Slow Food Italia – COP29: Trent’anni di parole, poche azioni

COP29: Trent’anni di parole, poche azioni   A Baku assente l’agricoltura, causa e vittima della crisi climatica. Quando la transizione ecologica diventerà politica effettiva?
La Conferenza Onu sui cambiamenti climatici di Baku ha prodotto risultati deludenti. Le ambizioni della COP29 erano parse insufficienti fin dal principio: ospitata in Azerbaijan, nazione che sull’estrazione di petrolio e gas naturale basa gran parte delle proprie sorti economiche, ha cercato un accordo sulla cifra che i Paesi sviluppati dovrebbero mettere a disposizione di quelli che lo sono meno, per difenderli dagli effetti della crisi climatica e per sostenerne la transizione energetica. Secondo Slow Food Italia: La cifra individuata – 300 miliardi di dollari l’anno in aiuti climatici – è insufficiente, come sottolineato dalla stragrande maggioranza degli osservatori, ed è impietosamente bassa se confrontata con le spese militari a livello globale, circa sette volte più alte, o al denaro mobilitato in fretta e furia per salvare, ad esempio, le banche statunitensi dal crac di inizio millennio.

È una contraddizione che Paesi come Emirati Arabi Uniti, Qatar, Arabia Saudita, Kuwait, Bahrein, che hanno livelli di emissioni di CO2 pro capite tra i più alti al mondo, non siano tra quelli che contribuiscono a raggiungere i 300 miliardi di dollari l’anno. Va ripensato il meccanismo per cui tre delle prime dieci economie (per Pil) a livello globale sono nella lista dei Paesi definiti meno sviluppati: Cina, India e Brasile. Essere arrivati alla conferenza sul clima numero 29 e parlare ancora di una “road map” per definire chi e come contribuirà al fondo è di per sé un fallimento: in quasi tre decenni, i passi avanti sul clima sono stati gravemente insufficienti, e lo dimostrano i dati scientifici e l’intensificarsi di fenomeni estremi a ogni latitudine. In trent’anni, alle parole non sono mai seguiti fatti in grado di imprimere un cambiamento.

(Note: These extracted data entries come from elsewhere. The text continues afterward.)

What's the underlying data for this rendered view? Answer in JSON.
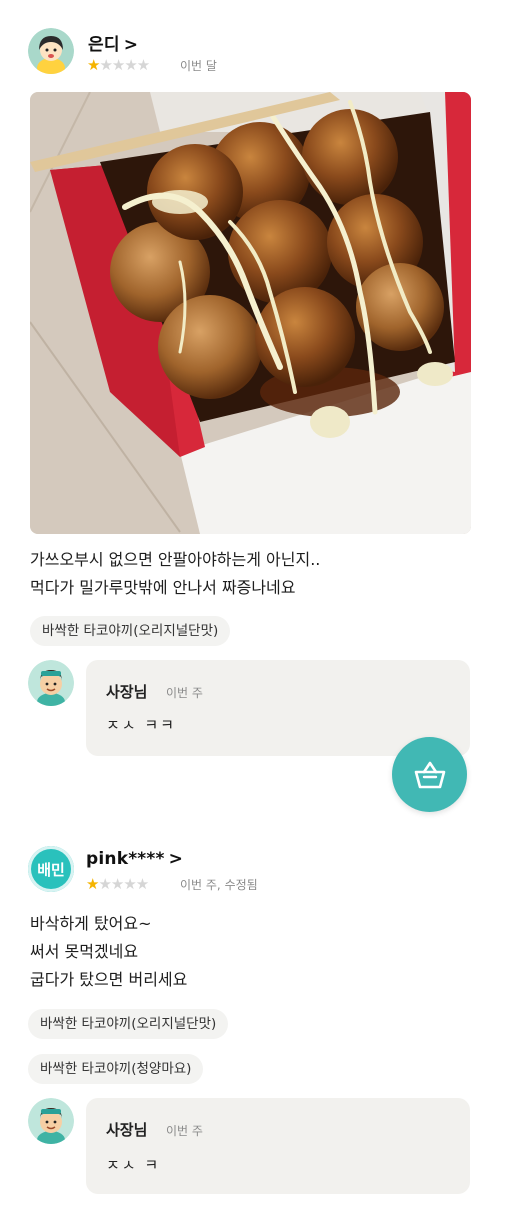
{
  "review1": {
    "username": "은디",
    "chevron": ">",
    "rating": 1,
    "rating_max": 5,
    "time": "이번 달",
    "text": "가쓰오부시 없으면 안팔아야하는게 아닌지..\n먹다가 밀가루맛밖에 안나서 짜증나네요",
    "tags": [
      "바싹한 타코야끼(오리지널단맛)"
    ],
    "owner_reply": {
      "name": "사장님",
      "time": "이번 주",
      "text": "ㅈㅅ ㅋㅋ"
    }
  },
  "review2": {
    "username": "pink****",
    "chevron": ">",
    "rating": 1,
    "rating_max": 5,
    "time": "이번 주, 수정됨",
    "avatar_badge": "배민",
    "text": "바삭하게 탔어요~\n써서 못먹겠네요\n굽다가 탔으면 버리세요",
    "tags": [
      "바싹한 타코야끼(오리지널단맛)",
      "바싹한 타코야끼(청양마요)"
    ],
    "owner_reply": {
      "name": "사장님",
      "time": "이번 주",
      "text": "ㅈㅅ ㅋ"
    }
  },
  "icons": {
    "cart": "basket-icon",
    "star": "star-icon"
  },
  "colors": {
    "star_on": "#f5b400",
    "star_off": "#d6d6d6",
    "fab": "#41b8b4",
    "reply_bg": "#f2f1ee",
    "tag_bg": "#f3f3f1"
  }
}
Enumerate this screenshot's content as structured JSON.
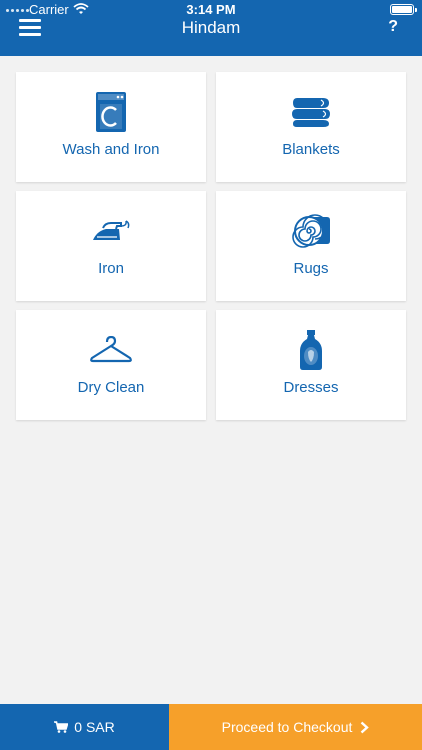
{
  "status_bar": {
    "carrier": "Carrier",
    "time": "3:14 PM"
  },
  "header": {
    "title": "Hindam",
    "help_label": "?"
  },
  "services": [
    {
      "label": "Wash and Iron",
      "icon": "washing-machine-icon"
    },
    {
      "label": "Blankets",
      "icon": "folded-blankets-icon"
    },
    {
      "label": "Iron",
      "icon": "iron-icon"
    },
    {
      "label": "Rugs",
      "icon": "rolled-rug-icon"
    },
    {
      "label": "Dry Clean",
      "icon": "hanger-icon"
    },
    {
      "label": "Dresses",
      "icon": "detergent-bottle-icon"
    }
  ],
  "footer": {
    "cart_total": "0 SAR",
    "checkout_label": "Proceed to Checkout"
  },
  "colors": {
    "primary": "#1466b0",
    "accent": "#f6a02a",
    "background": "#f2f2f2"
  }
}
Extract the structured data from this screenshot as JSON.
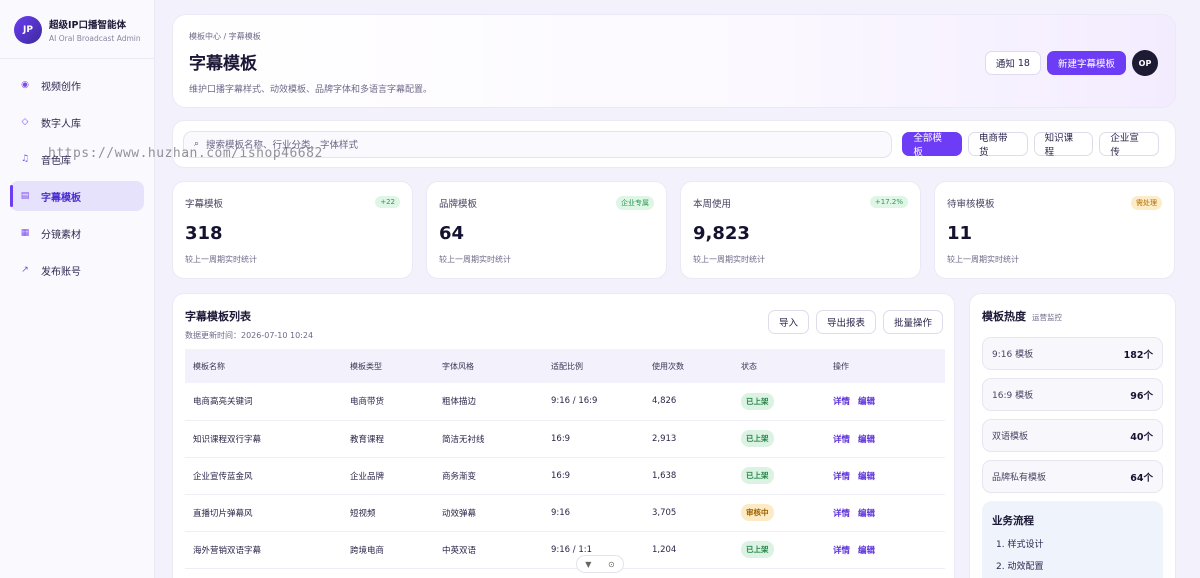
{
  "brand": {
    "logo": "JP",
    "title": "超级IP口播智能体",
    "subtitle": "AI Oral Broadcast Admin"
  },
  "sidebar": {
    "items": [
      {
        "label": "视频创作",
        "icon": "record-icon"
      },
      {
        "label": "数字人库",
        "icon": "diamond-icon"
      },
      {
        "label": "音色库",
        "icon": "music-note-icon"
      },
      {
        "label": "字幕模板",
        "icon": "square-icon"
      },
      {
        "label": "分镜素材",
        "icon": "square-icon"
      },
      {
        "label": "发布账号",
        "icon": "arrow-up-right-icon"
      }
    ]
  },
  "watermark": "https://www.huzhan.com/ishop46682",
  "header": {
    "breadcrumb": "模板中心 / 字幕模板",
    "title": "字幕模板",
    "subtitle": "维护口播字幕样式、动效模板、品牌字体和多语言字幕配置。",
    "notify_label": "通知",
    "notify_count": "18",
    "new_button": "新建字幕模板",
    "avatar": "OP"
  },
  "search": {
    "placeholder": "搜索模板名称、行业分类、字体样式"
  },
  "filters": [
    "全部模板",
    "电商带货",
    "知识课程",
    "企业宣传"
  ],
  "stats": [
    {
      "label": "字幕模板",
      "badge": "+22",
      "value": "318",
      "foot": "较上一周期实时统计"
    },
    {
      "label": "品牌模板",
      "badge": "企业专属",
      "value": "64",
      "foot": "较上一周期实时统计"
    },
    {
      "label": "本周使用",
      "badge": "+17.2%",
      "value": "9,823",
      "foot": "较上一周期实时统计"
    },
    {
      "label": "待审核模板",
      "badge": "需处理",
      "value": "11",
      "foot": "较上一周期实时统计"
    }
  ],
  "table": {
    "title": "字幕模板列表",
    "updated": "数据更新时间：2026-07-10 10:24",
    "actions": [
      "导入",
      "导出报表",
      "批量操作"
    ],
    "headers": [
      "模板名称",
      "模板类型",
      "字体风格",
      "适配比例",
      "使用次数",
      "状态",
      "操作"
    ],
    "rows": [
      {
        "name": "电商高亮关键词",
        "type": "电商带货",
        "font": "粗体描边",
        "ratio": "9:16 / 16:9",
        "uses": "4,826",
        "status": "已上架"
      },
      {
        "name": "知识课程双行字幕",
        "type": "教育课程",
        "font": "简洁无衬线",
        "ratio": "16:9",
        "uses": "2,913",
        "status": "已上架"
      },
      {
        "name": "企业宣传蓝金风",
        "type": "企业品牌",
        "font": "商务渐变",
        "ratio": "16:9",
        "uses": "1,638",
        "status": "已上架"
      },
      {
        "name": "直播切片弹幕风",
        "type": "短视频",
        "font": "动效弹幕",
        "ratio": "9:16",
        "uses": "3,705",
        "status": "审核中"
      },
      {
        "name": "海外营销双语字幕",
        "type": "跨境电商",
        "font": "中英双语",
        "ratio": "9:16 / 1:1",
        "uses": "1,204",
        "status": "已上架"
      }
    ],
    "detail_label": "详情",
    "edit_label": "编辑"
  },
  "heat": {
    "title": "模板热度",
    "subtitle": "运营监控",
    "items": [
      {
        "label": "9:16 模板",
        "value": "182个"
      },
      {
        "label": "16:9 模板",
        "value": "96个"
      },
      {
        "label": "双语模板",
        "value": "40个"
      },
      {
        "label": "品牌私有模板",
        "value": "64个"
      }
    ],
    "flow_title": "业务流程",
    "flow_steps": [
      "1. 样式设计",
      "2. 动效配置"
    ]
  },
  "colors": {
    "accent": "#6d3df5",
    "green": "#25874a",
    "orange": "#9e6200"
  }
}
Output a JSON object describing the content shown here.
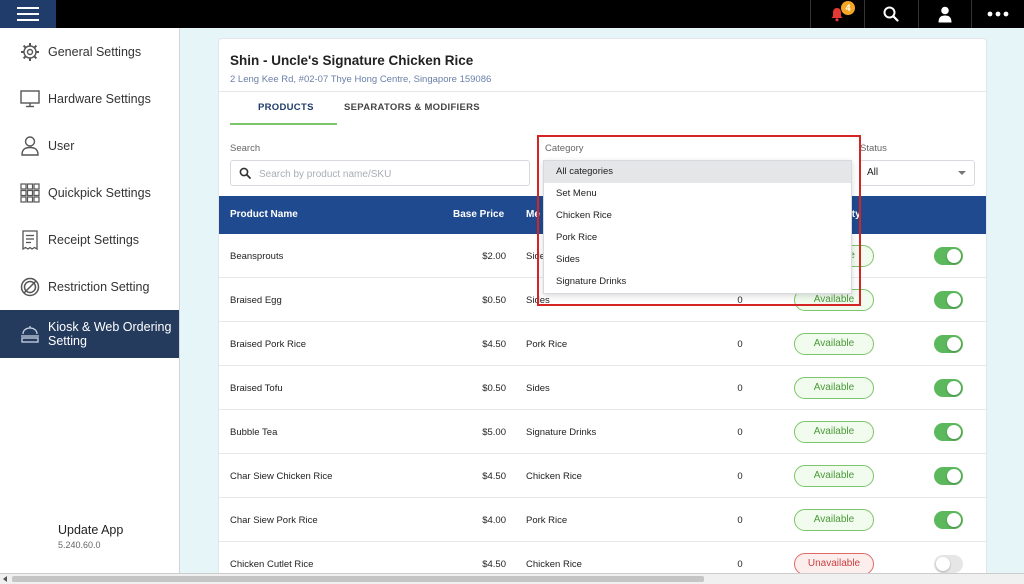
{
  "topbar": {
    "notifications_count": "4",
    "icons": [
      "hamburger-icon",
      "bell-icon",
      "search-icon",
      "user-icon",
      "more-icon"
    ]
  },
  "sidebar": {
    "items": [
      {
        "label": "General Settings",
        "icon": "gear-icon"
      },
      {
        "label": "Hardware Settings",
        "icon": "monitor-icon"
      },
      {
        "label": "User",
        "icon": "user-icon"
      },
      {
        "label": "Quickpick Settings",
        "icon": "grid-icon"
      },
      {
        "label": "Receipt Settings",
        "icon": "receipt-icon"
      },
      {
        "label": "Restriction Setting",
        "icon": "restriction-icon"
      },
      {
        "label": "Kiosk & Web Ordering Setting",
        "icon": "kiosk-icon",
        "active": true
      }
    ],
    "update_title": "Update App",
    "update_version": "5.240.60.0"
  },
  "store": {
    "name": "Shin - Uncle's Signature Chicken Rice",
    "address": "2 Leng Kee Rd, #02-07 Thye Hong Centre, Singapore 159086"
  },
  "tabs": [
    {
      "label": "PRODUCTS",
      "active": true
    },
    {
      "label": "SEPARATORS & MODIFIERS",
      "active": false
    }
  ],
  "filters": {
    "search_label": "Search",
    "search_placeholder": "Search by product name/SKU",
    "category_label": "Category",
    "status_label": "Status",
    "status_value": "All",
    "category_options": [
      "All categories",
      "Set Menu",
      "Chicken Rice",
      "Pork Rice",
      "Sides",
      "Signature Drinks"
    ],
    "category_selected": "All categories"
  },
  "table": {
    "headers": {
      "name": "Product Name",
      "price": "Base Price",
      "category": "Me",
      "availability": "ity"
    },
    "rows": [
      {
        "name": "Beansprouts",
        "price": "$2.00",
        "category": "Side",
        "qty": "",
        "status": "le",
        "enabled": true
      },
      {
        "name": "Braised Egg",
        "price": "$0.50",
        "category": "Sides",
        "qty": "0",
        "status": "Available",
        "enabled": true
      },
      {
        "name": "Braised Pork Rice",
        "price": "$4.50",
        "category": "Pork Rice",
        "qty": "0",
        "status": "Available",
        "enabled": true
      },
      {
        "name": "Braised Tofu",
        "price": "$0.50",
        "category": "Sides",
        "qty": "0",
        "status": "Available",
        "enabled": true
      },
      {
        "name": "Bubble Tea",
        "price": "$5.00",
        "category": "Signature Drinks",
        "qty": "0",
        "status": "Available",
        "enabled": true
      },
      {
        "name": "Char Siew Chicken Rice",
        "price": "$4.50",
        "category": "Chicken Rice",
        "qty": "0",
        "status": "Available",
        "enabled": true
      },
      {
        "name": "Char Siew Pork Rice",
        "price": "$4.00",
        "category": "Pork Rice",
        "qty": "0",
        "status": "Available",
        "enabled": true
      },
      {
        "name": "Chicken Cutlet Rice",
        "price": "$4.50",
        "category": "Chicken Rice",
        "qty": "0",
        "status": "Unavailable",
        "enabled": false
      }
    ]
  },
  "colors": {
    "header_blue": "#1f4a8f",
    "sidebar_active": "#243b5e",
    "available_green": "#4a9a38",
    "unavailable_red": "#c94040",
    "highlight_red": "#d42424",
    "toggle_on": "#5cb85c"
  }
}
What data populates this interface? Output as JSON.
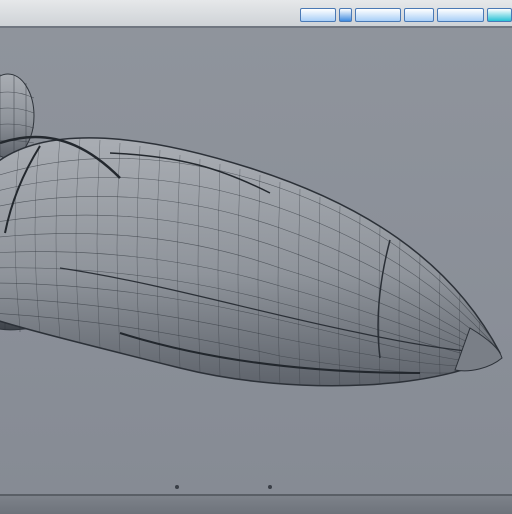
{
  "window": {
    "accent_color": "#4a79b5",
    "background_color": "#8f939b"
  },
  "toolbar": {
    "icons": [
      "toolbar-button",
      "toolbar-button",
      "toolbar-button",
      "toolbar-button",
      "toolbar-button",
      "toolbar-button"
    ]
  },
  "viewport": {
    "content": "wireframe-rocket-model"
  }
}
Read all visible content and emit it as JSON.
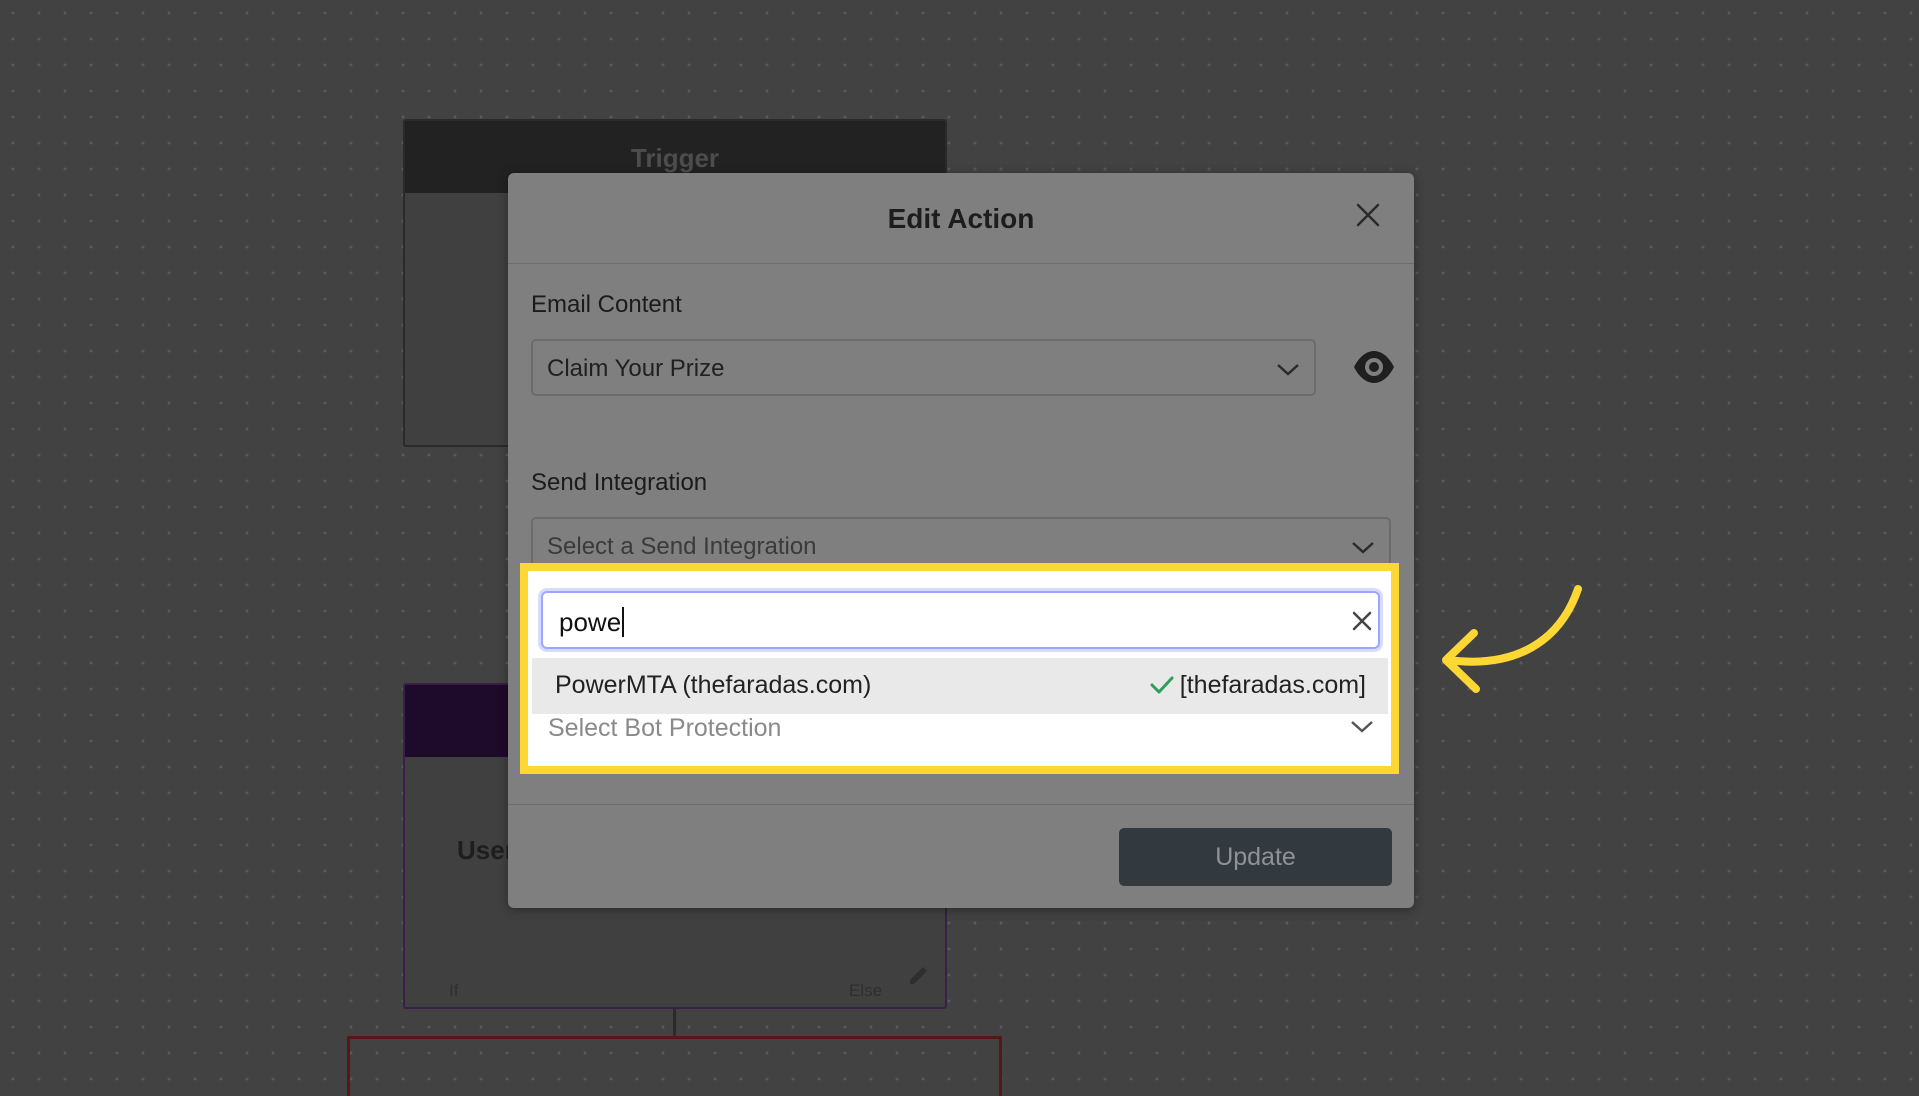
{
  "background": {
    "trigger_node_title": "Trigger",
    "condition_node_text": "User",
    "condition_if_label": "If",
    "condition_else_label": "Else"
  },
  "modal": {
    "title": "Edit Action",
    "email_content": {
      "label": "Email Content",
      "selected": "Claim Your Prize"
    },
    "send_integration": {
      "label": "Send Integration",
      "placeholder": "Select a Send Integration",
      "search_value": "powe",
      "options": [
        {
          "label": "PowerMTA (thefaradas.com)",
          "tag": "[thefaradas.com]"
        }
      ]
    },
    "bot_protection": {
      "placeholder": "Select Bot Protection"
    },
    "update_label": "Update"
  },
  "colors": {
    "highlight": "#fdd835",
    "check": "#2e9e5b",
    "focus_ring": "#9aa6ff"
  }
}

A Baku, gas, carbone, petrolio e soprattutto i sistemi agroalimentari, cioè le principali cause dei gas climalteranti, sono rimasti fuori dalle discussioni che contano.  Lodevole è lo scopo della Baku Harmoniya Climate Initiative for Farmers, la piattaforma Fao volta a unire le iniziative e i programmi che, a livello globale, sostengono la trasformazione dei sistemi agroalimentari per renderli più resilienti ai cambiamenti climatici. Stando a quanto annunciato a Baku, Harmoniya sarà una sorta di bussola a disposizione degli agricoltori, utile a orientarsi tra le opportunità per generare un impatto maggiore a partire dalle lezioni apprese a livello locale.

«Se però i sistemi agroalimentari contribuiscono per oltre un terzo alle emissioni mondiali di gas a effetto serra, oltre alle iniziative di adattamento è indispensabile e quanto mai urgente adottare azioni di mitigazione – commenta Barbara Nappini, presidente di Slow Food Italia –. La riduzione dell’impatto ambientale della produzione di cibo sia una priorità assoluta e la politica se ne faccia carico. Stop ai proclami, basta promesse: la lotta climatica non può ridursi al politicamente corretto e agli slogan folcloristici, né essere ascritta ad azioni eroiche individuali, ma deve essere una prassi quotidiana, un’azione politica primaria sostenuta da un quadro normativo adeguato ai tempi e alla gravità della situazione. Ciascuno di noi, ogni giorno, ribadisca questa pretesa».